A post on her Facebook page says Giffords has regained movement in her right arm but still struggles to speak and walk.

She has become a leader of Americans for Responsible Solutions, a national organization she founded with her husband to rival the powerful pro-gun lobby.

The group struggled to bring about any major changes at the federal and state level in its first year, but the couple is confident they laid the groundwork for success in future election cycles.

"The legacy of any day where there's a mass shooting and loss of life is, I think, a chance to reflect on who these people were and what they did, particularly the people who died," Kelly said in an interview with The Associated Press on the eve of the anniversary. "But it's also a chance to look forward and see how we can make changes and reduce the numbers of instances like this that we have."

Skydiving experts say it's relatively safe for someone with Giffords' physical struggles to make a jump. Nancy Koreen, a spokeswoman for the United States Parachute Association said almost anyone - depending on the extent of their disability or injuries - can do a tandem or solo jump.

Officials have announced plans for a permanent shooting memorial expected to be located downtown at the Old Pima County Courthouse and in an adjacent park.
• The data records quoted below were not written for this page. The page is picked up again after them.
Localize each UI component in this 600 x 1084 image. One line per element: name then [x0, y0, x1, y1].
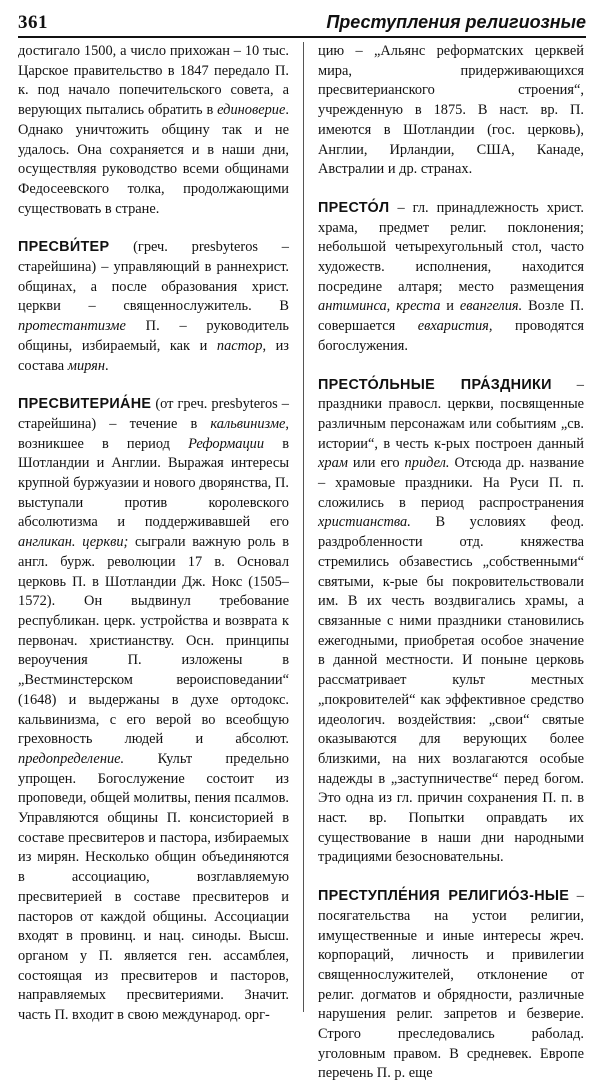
entry-text	[18, 395, 289, 1026]
cross-reference: предопределение.	[18, 750, 125, 767]
entry-continuation-right	[318, 42, 584, 180]
cross-reference: христианства.	[318, 514, 411, 531]
text-run: П. – руководитель общины, избираемый, как и	[18, 318, 289, 354]
cross-reference: единоверие	[217, 102, 286, 119]
entry-headword: ПРЕСВИТЕРИА́НЕ	[18, 396, 152, 413]
text-run: , из состава	[18, 337, 289, 374]
text-run: проводятся богослужения.	[318, 318, 584, 354]
text-run: достигало 1500, а число прихожан – 10 тыс. Царское правительство в 1847 передало П. к. под начало попечительского совета, а верующих пытались обратить в	[18, 43, 289, 119]
entry-text: цию – „Альянс реформатских церквей мира, придерживающихся пресвитерианского строения“, учрежденную в 1875. В наст. вр. П. имеются в Шотландии (гос. церковь), Англии, Ирландии, США, Канаде, Австралии и др. странах.	[318, 43, 584, 178]
text-run: . Однако уничтожить общину так и не удалось. Она сохраняется и в наши дни, осуществляя руководство всеми общинами Федосеевского толка, продолжающими существовать в стране.	[18, 102, 289, 217]
text-run: – праздники правосл. церкви, посвященные различным персонажам или событиям „св. истории“, в честь к-рых построен данный	[318, 376, 585, 452]
entry-text	[318, 887, 584, 1084]
text-run: Отсюда др. название – храмовые праздники. На Руси П. п. сложились в период распространения	[318, 455, 584, 511]
page-header	[18, 8, 586, 38]
entry-continuation-left	[18, 42, 289, 219]
text-run: и	[440, 298, 460, 315]
left-column	[18, 42, 290, 1024]
right-column	[318, 42, 585, 1082]
text-run: Возле П. совершается	[318, 298, 585, 335]
entry-presviteriane	[18, 395, 289, 1026]
entry-text	[18, 42, 289, 219]
entry-text	[318, 199, 584, 357]
running-head: Преступления религиозные	[326, 12, 586, 32]
entry-headword: ПРЕСВИ́ТЕР	[18, 239, 110, 256]
entry-text	[318, 376, 584, 869]
cross-reference: евхаристия,	[417, 318, 493, 335]
entry-presviter	[18, 238, 289, 376]
entry-headword: ПРЕСТУПЛЕ́НИЯ РЕЛИГИО́З-НЫЕ	[318, 888, 570, 905]
text-run: в Шотландии и Англии. Выражая интересы крупной буржуазии и нового дворянства, П. выступали против королевского абсолютизма и поддерживавшей его	[18, 435, 289, 531]
entry-headword: ПРЕСТО́ЛЬНЫЕ ПРА́ЗДНИКИ	[318, 376, 552, 393]
entry-prestupleniya-religioznye	[318, 887, 584, 1084]
cross-reference: храм	[318, 455, 348, 472]
text-run: (от греч. presbyteros – старейшина) – течение в	[18, 396, 289, 432]
text-run: Культ предельно упрощен. Богослужение состоит из проповеди, общей молитвы, пения псалмов. Управляются общины П. консисторией в составе пресвитеров и пастора, избираемых из мирян. Несколько общин объединяются в ассоциацию, возглавляемую пресвитерией в составе пресвитеров и пасторов от каждой общины. Ассоциации входят в провинц. и нац. синоды. Высш. органом у П. является ген. ассамблея, состоящая из пресвитеров и пасторов, направляемых пресвитериями. Значит. часть П. входит в свою международ. орг-	[18, 750, 289, 1024]
text-run: сыграли важную роль в англ. бурж. революции 17 в. Основал церковь П. в Шотландии Дж. Нокс (1505–1572). Он выдвинул требование республикан. церк. устройства и возврата к первонач. христианству. Осн. принципы вероучения П. изложены в „Вестминстерском вероисповедании“ (1648) и выдержаны в духе ортодокс. кальвинизма, с его верой во всеобщую греховность людей и абсолют.	[18, 534, 290, 748]
text-run: – гл. принадлежность христ. храма, предмет религ. поклонения; небольшой четырехугольный стол, часто художеств. исполнения, находится посредине алтаря; место размещения	[318, 199, 584, 295]
cross-reference: антиминса, креста	[318, 298, 441, 315]
text-run: или его	[347, 455, 405, 472]
text-run: В условиях феод. раздробленности отд. княжества стремились обзавестись „собственными“ святыми, к-рые бы покровительствовали им. В их честь воздвигались храмы, а связанные с ними праздники становились ежегодными, приобретая особое значение в данной местности. И поныне церковь рассматривает культ местных „покровителей“ как эффективное средство идеологич. воздействия: „свои“ святые оказываются для верующих более близкими, на них возлагаются особые надежды в „заступничестве“ перед богом. Это одна из гл. причин сохранения П. п. в наст. вр. Попытки оправдать их существование в наши дни народными традициями безосновательны.	[318, 514, 584, 866]
entry-text	[18, 238, 289, 376]
cross-reference: пастор	[216, 337, 263, 354]
text-run: , возникшее в период	[18, 415, 289, 452]
cross-reference: евангелия.	[459, 298, 523, 315]
cross-reference: протестантизме	[18, 318, 126, 335]
entry-headword: ПРЕСТО́Л	[318, 199, 390, 216]
cross-reference: Реформации	[188, 435, 265, 452]
text-run: – посягательства на устои религии, имущественные и иные интересы жреч. корпораций, личность и привилегии священнослужителей, отклонение от религ. догматов и обрядности, различные нарушения религ. запретов и безверие. Строго преследовались раболад. уголовным правом. В средневек. Европе перечень П. р. еще	[318, 888, 585, 1082]
entry-prestolnye-prazdniki	[318, 376, 584, 869]
cross-reference: кальвинизме	[210, 415, 286, 432]
entry-prestol	[318, 199, 584, 357]
text-run: (греч. presbyteros – старейшина) – управляющий в раннехрист. общинах, а после образования христ. церкви – священнослужитель. В	[18, 239, 289, 315]
cross-reference: англикан. церкви;	[18, 534, 129, 551]
page-number: 361	[18, 12, 48, 33]
text-run: .	[105, 357, 109, 374]
cross-reference: придел.	[404, 455, 450, 472]
column-divider	[303, 42, 304, 1012]
cross-reference: мирян	[67, 357, 105, 374]
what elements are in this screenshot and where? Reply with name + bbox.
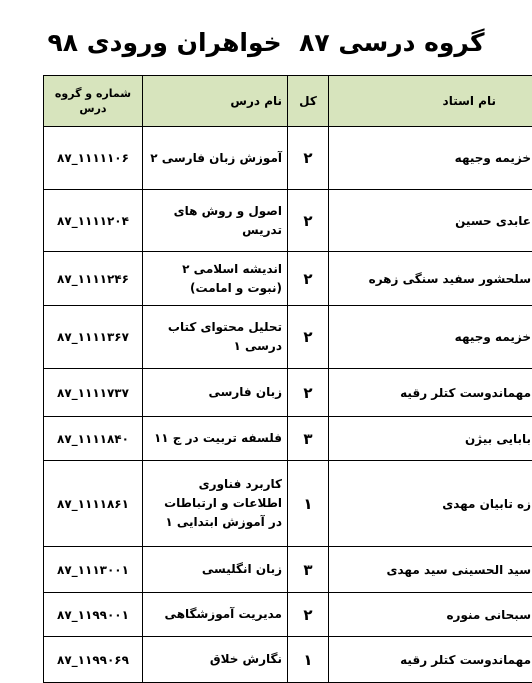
- table-row: [44, 306, 532, 369]
- table-row: [44, 593, 532, 637]
- cell-units: ۲: [288, 369, 329, 417]
- cell-code: ۸۷_۱۱۹۹۰۶۹: [44, 637, 143, 683]
- cell-units: ۱: [288, 637, 329, 683]
- cell-units: ۲: [288, 190, 329, 252]
- table-row: [44, 417, 532, 461]
- cell-teacher: عابدی حسین: [329, 190, 532, 252]
- cell-teacher: خزیمه وجیهه: [329, 306, 532, 369]
- cell-course: نگارش خلاق: [143, 637, 288, 683]
- table-row: [44, 637, 532, 683]
- cell-code: ۸۷_۱۱۱۱۳۶۷: [44, 306, 143, 369]
- cell-course: مدیریت آموزشگاهی: [143, 593, 288, 637]
- cell-teacher: خزیمه وجیهه: [329, 127, 532, 190]
- cell-units: ۲: [288, 593, 329, 637]
- cell-code: ۸۷_۱۱۱۱۷۳۷: [44, 369, 143, 417]
- cell-course: تحلیل محتوای کتاب درسی ۱: [143, 306, 288, 369]
- cell-teacher: مهماندوست کتلر رقیه: [329, 637, 532, 683]
- cell-course: کاربرد فناوری اطلاعات و ارتباطات در آموزش ابتدایی ۱: [143, 461, 288, 547]
- cell-code: ۸۷_۱۱۱۱۲۰۴: [44, 190, 143, 252]
- cell-teacher: بابایی بیژن: [329, 417, 532, 461]
- cell-teacher: سلحشور سفید سنگی زهره: [329, 252, 532, 306]
- table-row: [44, 547, 532, 593]
- header-teacher: نام استاد: [329, 76, 532, 127]
- cell-course: آموزش زبان فارسی ۲: [143, 127, 288, 190]
- cell-code: ۸۷_۱۱۹۹۰۰۱: [44, 593, 143, 637]
- cell-course: اصول و روش های تدریس: [143, 190, 288, 252]
- cell-teacher: سید الحسینی سید مهدی: [329, 547, 532, 593]
- cell-course: اندیشه اسلامی ۲ (نبوت و امامت): [143, 252, 288, 306]
- table-row: [44, 190, 532, 252]
- cell-code: ۸۷_۱۱۱۱۸۴۰: [44, 417, 143, 461]
- table-header-row: [44, 76, 532, 127]
- cell-units: ۳: [288, 417, 329, 461]
- table-row: [44, 252, 532, 306]
- header-course: نام درس: [143, 76, 288, 127]
- header-units: کل: [288, 76, 329, 127]
- course-table: [43, 75, 532, 683]
- table-row: [44, 369, 532, 417]
- cell-units: ۱: [288, 461, 329, 547]
- header-code: شماره و گروه درس: [44, 76, 143, 127]
- cell-teacher: زه تابیان مهدی: [329, 461, 532, 547]
- cell-course: زبان فارسی: [143, 369, 288, 417]
- cell-units: ۳: [288, 547, 329, 593]
- cell-course: فلسفه تربیت در ج ۱۱: [143, 417, 288, 461]
- cell-course: زبان انگلیسی: [143, 547, 288, 593]
- cell-code: ۸۷_۱۱۱۱۲۴۶: [44, 252, 143, 306]
- cell-units: ۲: [288, 252, 329, 306]
- cell-code: ۸۷_۱۱۱۱۱۰۶: [44, 127, 143, 190]
- cell-units: ۲: [288, 127, 329, 190]
- cell-code: ۸۷_۱۱۱۳۰۰۱: [44, 547, 143, 593]
- cell-teacher: سبحانی منوره: [329, 593, 532, 637]
- table-row: [44, 127, 532, 190]
- cell-code: ۸۷_۱۱۱۱۸۶۱: [44, 461, 143, 547]
- cell-units: ۲: [288, 306, 329, 369]
- page-title: گروه درسی ۸۷ خواهران ورودی ۹۸: [0, 28, 532, 57]
- table-row: [44, 461, 532, 547]
- cell-teacher: مهماندوست کتلر رقیه: [329, 369, 532, 417]
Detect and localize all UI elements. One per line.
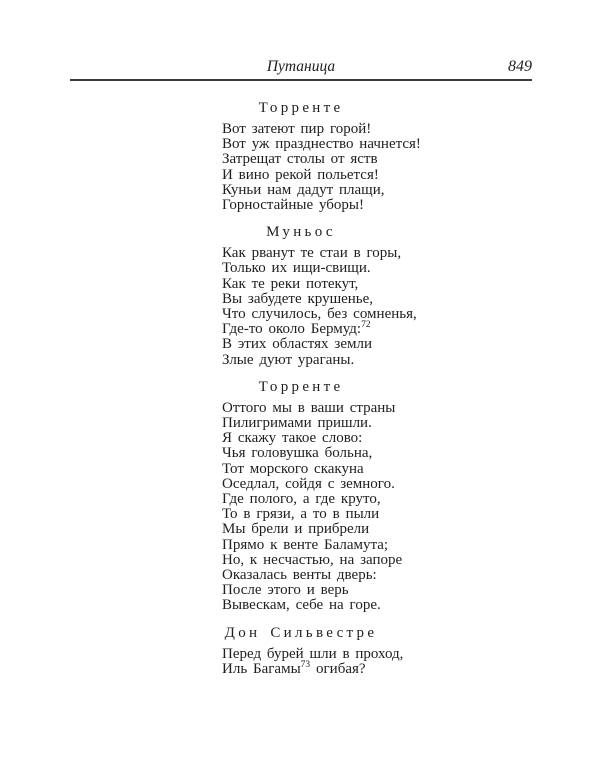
verse-text: В этих областях земли [222, 336, 372, 353]
verse-line [222, 446, 532, 461]
verse-lines [70, 122, 532, 213]
verse-text-tail: огибая? [310, 660, 366, 677]
verse-text: Куньи нам дадут плащи, [222, 181, 385, 198]
verse-text: Оказалась венты дверь: [222, 567, 377, 584]
verse-text: После этого и верь [222, 582, 349, 599]
poem-body [70, 81, 532, 677]
verse-text: То в грязи, а то в пыли [222, 506, 380, 523]
verse-line [222, 522, 532, 537]
verse-text: Вот затеют пир горой! [222, 121, 372, 137]
speech-block [70, 625, 532, 677]
verse-line [222, 477, 532, 492]
verse-text: И вино рекой польется! [222, 166, 379, 183]
verse-line [222, 322, 532, 337]
verse-line [222, 292, 532, 307]
speaker-name: Дон Сильвестре [224, 624, 378, 641]
verse-line [222, 277, 532, 292]
verse-line [222, 183, 532, 198]
verse-text: Где-то около Бермуд: [222, 321, 362, 338]
verse-text: Пилигримами пришли. [222, 415, 372, 432]
speech-block [70, 224, 532, 368]
verse-text: Но, к несчастью, на запоре [222, 551, 403, 568]
verse-line [222, 198, 532, 213]
verse-lines [70, 246, 532, 368]
verse-line [222, 152, 532, 167]
footnote-marker: 72 [361, 320, 371, 331]
verse-line [222, 416, 532, 431]
verse-text: Злые дуют ураганы. [222, 351, 355, 368]
verse-text: Чья головушка больна, [222, 445, 373, 462]
verse-line [222, 122, 532, 137]
speaker-name: Торренте [258, 100, 344, 116]
verse-text: Вы забудете крушенье, [222, 290, 374, 307]
verse-line [222, 568, 532, 583]
verse-lines [70, 401, 532, 614]
verse-text: Прямо к венте Баламута; [222, 536, 389, 553]
verse-text: Затрещат столы от яств [222, 151, 378, 168]
verse-lines [70, 647, 532, 677]
speaker-name: Муньос [266, 224, 336, 241]
verse-text: Иль Багамы [222, 660, 301, 677]
verse-text: Вот уж празднество начнется! [222, 136, 421, 153]
verse-text: Оттого мы в ваши страны [222, 399, 396, 416]
verse-line [222, 431, 532, 446]
page-number: 849 [508, 58, 532, 75]
verse-line [222, 246, 532, 261]
speech-block [70, 100, 532, 213]
verse-line [222, 538, 532, 553]
verse-text: Я скажу такое слово: [222, 430, 363, 447]
verse-text: Горностайные уборы! [222, 197, 364, 214]
verse-line [222, 598, 532, 613]
verse-line [222, 553, 532, 568]
verse-text: Вывескам, себе на горе. [222, 597, 381, 614]
footnote-marker: 73 [300, 659, 311, 670]
verse-line [222, 168, 532, 183]
verse-line [222, 647, 532, 662]
verse-text: Мы брели и прибрели [222, 521, 370, 538]
verse-line [222, 337, 532, 352]
verse-line [222, 137, 532, 152]
verse-text: Что случилось, без сомненья, [222, 306, 417, 323]
verse-text: Оседлал, сойдя с земного. [222, 475, 395, 492]
verse-line [222, 307, 532, 322]
verse-line [222, 261, 532, 276]
running-head [70, 58, 532, 76]
verse-line [222, 462, 532, 477]
verse-text: Тот морского скакуна [222, 460, 364, 477]
verse-line [222, 583, 532, 598]
verse-line [222, 659, 532, 677]
speaker-name: Торренте [258, 378, 344, 395]
verse-line [222, 492, 532, 507]
verse-line [222, 353, 532, 368]
verse-line [222, 401, 532, 416]
speech-block [70, 379, 532, 614]
verse-text: Как те реки потекут, [222, 275, 359, 292]
verse-text: Как рванут те стаи в горы, [222, 245, 402, 262]
verse-text: Где полого, а где круто, [222, 491, 381, 508]
verse-text: Только их ищи-свищи. [222, 260, 371, 277]
running-head-title: Путаница [266, 58, 336, 75]
verse-line [222, 507, 532, 522]
verse-text: Перед бурей шли в проход, [222, 645, 404, 662]
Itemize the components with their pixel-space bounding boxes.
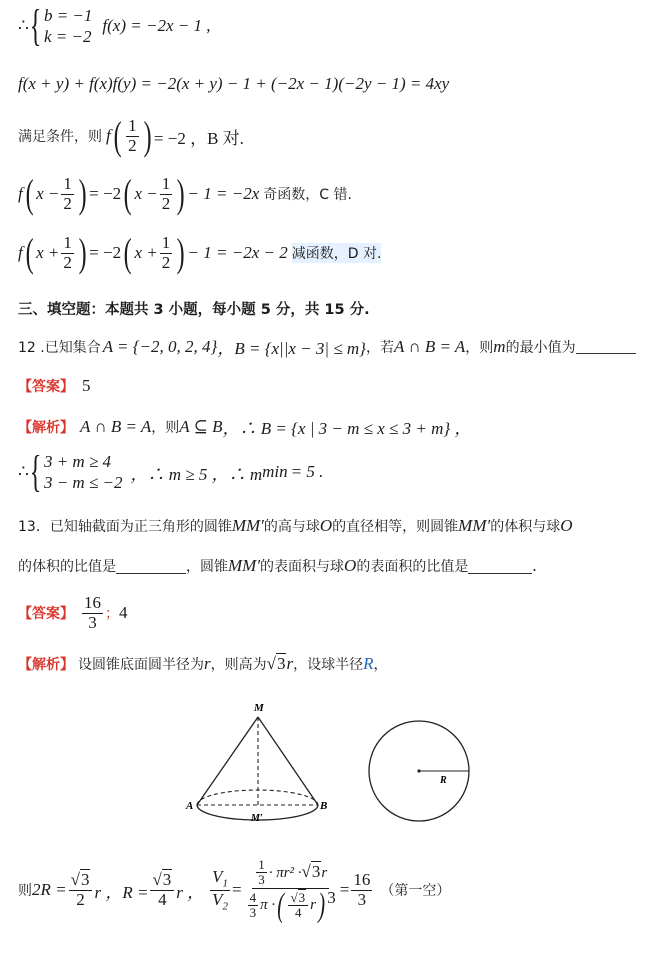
numerator: 1 [161,232,171,252]
an-subset: A ⊆ B [179,416,223,436]
equals-sign: = [232,880,242,900]
denominator: 4 [295,905,302,921]
f-symbol: f [106,126,111,145]
inequality-system [44,451,123,494]
fraction-half [61,175,74,213]
an-big-r: R [363,654,374,673]
numerator [210,868,230,890]
f-symbol: f [18,184,23,203]
analysis-tag: 【解析】 [18,657,74,673]
right-paren: ) [78,171,87,216]
q13-period: . [532,556,537,575]
numerator: √3 [288,891,308,906]
question-12 [18,334,636,359]
volume-fraction [244,858,338,923]
label-B: B [320,800,328,812]
sqrt-expr: √3 [266,654,286,673]
left-paren: ( [123,171,132,216]
q13-text-h: 的表面积的比值是 [356,559,469,575]
q13-text-c: 的直径相等，则圆锥 [332,519,459,535]
min-subscript: min [262,462,288,481]
result-fraction [351,871,372,909]
eq-b: b = −1 [43,5,93,25]
denominator: 2 [161,252,171,272]
q13-o: O [319,516,333,535]
eq-k: k = −2 [43,27,92,46]
v1: V [212,867,223,887]
q12-system [18,447,324,496]
cone-sphere-figure [0,695,661,845]
q12-condition: A ∩ B = A [394,336,466,356]
result-c: 奇函数，C 错. [263,187,352,203]
radicand: 3 [162,870,172,890]
left-paren: ( [123,230,132,275]
final-r-end: r ， [176,882,205,902]
q13-mm: MM′ [228,556,261,575]
q12-answer [18,376,91,396]
q13-text-f: ，圆锥 [186,559,228,575]
sys-conclusion: ，∴ m ≥ 5 ，∴ m [130,464,263,484]
answer-tag: 【答案】 [18,379,74,395]
cone-vol-r: r [321,864,328,881]
cone-right-edge [258,717,318,805]
numerator: 16 [84,593,101,612]
denominator: 2 [161,193,171,213]
label-M-prime: M′ [251,813,263,824]
therefore-sign: ∴ [18,16,29,35]
answer-blank-2 [468,559,532,574]
sphere-vol-r: r [310,897,316,914]
answer-fraction [82,594,103,632]
cone-volume [252,858,329,889]
q13-mm: MM′ [458,516,491,535]
label-M: M [254,702,264,714]
sphere-center [417,769,420,772]
v2-sub: 2 [222,900,229,913]
fraction-half [126,117,139,155]
result-expr: − 1 = −2x − 2 [187,243,288,262]
frac-sqrt3-4 [150,871,174,909]
right-paren: ) [143,113,152,158]
sqrt3-over-4 [288,891,308,921]
answer-value-2: 4 [119,603,128,623]
q13-o: O [560,516,573,535]
v2: V [212,889,223,909]
radicand: 3 [298,889,306,905]
numerator: 1 [63,232,72,252]
answer-blank [576,339,636,354]
analysis-tag: 【解析】 [18,419,74,436]
sphere-vol-rest: π · [260,897,276,914]
f-symbol: f [18,243,23,262]
q13-text-b: 的高与球 [263,519,320,535]
cone-diagram [185,702,327,824]
result-expr: − 1 = −2x [187,184,260,203]
eq-minus-two: = −2 [89,184,122,203]
an-text-d: ， [373,657,388,673]
q13-text-d: 的体积与球 [490,519,561,535]
denominator: 2 [128,135,137,155]
an-r: r [204,654,211,673]
q12-analysis [18,414,471,439]
fraction-half [61,234,74,272]
final-computation [18,858,450,923]
denominator: 4 [158,889,167,909]
an-text-a: 设圆锥底面圆半径为 [78,657,204,673]
numerator: 1 [128,115,137,135]
ineq-1: 3 + m ≥ 4 [43,451,112,471]
volume-ratio [210,868,230,912]
final-text-then: 则 [18,883,32,900]
numerator: 16 [353,870,371,890]
denominator: 2 [63,193,72,213]
denominator: 3 [88,612,97,632]
answer-tag: 【答案】 [18,606,74,623]
radicand: 3 [80,870,90,890]
numerator: 1 [161,173,171,193]
function-def: f(x) = −2x − 1 , [102,16,211,35]
sqrt-expr: √3 [301,862,321,882]
cube-exponent: 3 [327,887,336,907]
q13-text-g: 的表面积与球 [260,559,345,575]
section-heading [18,298,370,319]
q13-o: O [344,556,357,575]
radicand: 3 [311,862,321,882]
q12-text-b: ，若 [366,339,394,356]
an-then: ，则 [151,419,180,436]
cone-vol-rest: · πr² · [268,864,302,881]
label-A: A [186,800,194,812]
final-2r: 2R = [32,880,67,900]
line-5 [18,230,382,275]
numerator: √3 [150,871,174,891]
right-paren: ) [176,171,185,216]
denominator [210,891,230,912]
fraction-half [160,234,173,272]
q12-text-a: 12 .已知集合 [18,339,101,356]
sphere-diagram [369,721,469,821]
an-text-c: ，设球半径 [293,657,364,673]
equals-sign: = [339,880,350,900]
right-paren: ) [78,230,87,275]
ineq-2: 3 − m ≤ −2 [43,473,123,492]
right-paren: ) [176,230,185,275]
q13-text-e: 的体积的比值是 [18,559,116,575]
system-brace: { [29,1,42,50]
numerator: 1 [258,857,265,872]
q12-text-c: ，则 [465,339,494,356]
an-r: r [286,654,294,673]
line-1 [18,1,211,50]
final-r-eq: r ，R = [94,882,149,902]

The sites would display some of the thousands of items, including letters, candles and flags that were placed in makeshift memorials after the shooting.

Some of the items were on display Wednesday at libraries in Tucson.

"Like any community that experiences a tragedy, the citizens want to be connected to it in some way to show their appreciation and understanding and sympathy," said Stephen Brigham, president of the January 8 Memorial Foundation.

Giffords and Kelly formed their organization just weeks after the school massacre in Newtown, Conn.

Since then, Congress has done nothing to tighten any of the nation's gun laws. Some states, including Colorado and Delaware, pushed ahead with their own gun-control measures, while others moved in the opposite direction. Arizona passed a law that requires municipalities to sell weapons surrendered at buyback programs instead of destroying them.

Kelly said his group has signed up more than a half-million people, and between January 2013 and July 2013, they raised more than $11 million.

"So we're going to have the resources to be effective in the next election cycle in 2014," he said.

Kelly is a gun owner and supporter of the Second Amendment who wishes he could work with organizations like the National Rifle Association to preserve gun rights while keeping weapons out of the hands of dangerous criminals and the mentally unstable.

In an opinion piece for The New York Times on Wednesday, Giffords wrote about her struggles to recover, calling it "gritty, painful, frustrating work, every day."

"I had planned to spend my 40s continuing my public service and starting a family. I thought that by fighting for the people I cared about and loving those close to me, I could leave the world a better place. And that would be enough," she wrote. "Instead, I've spent the past three years learning how to talk again, how to walk again."

Jared Lee Loughner was sentenced in November 2012 to seven consecutive life sentences, plus 140 years, after he pleaded guilty to 19 federal charges in the shooting.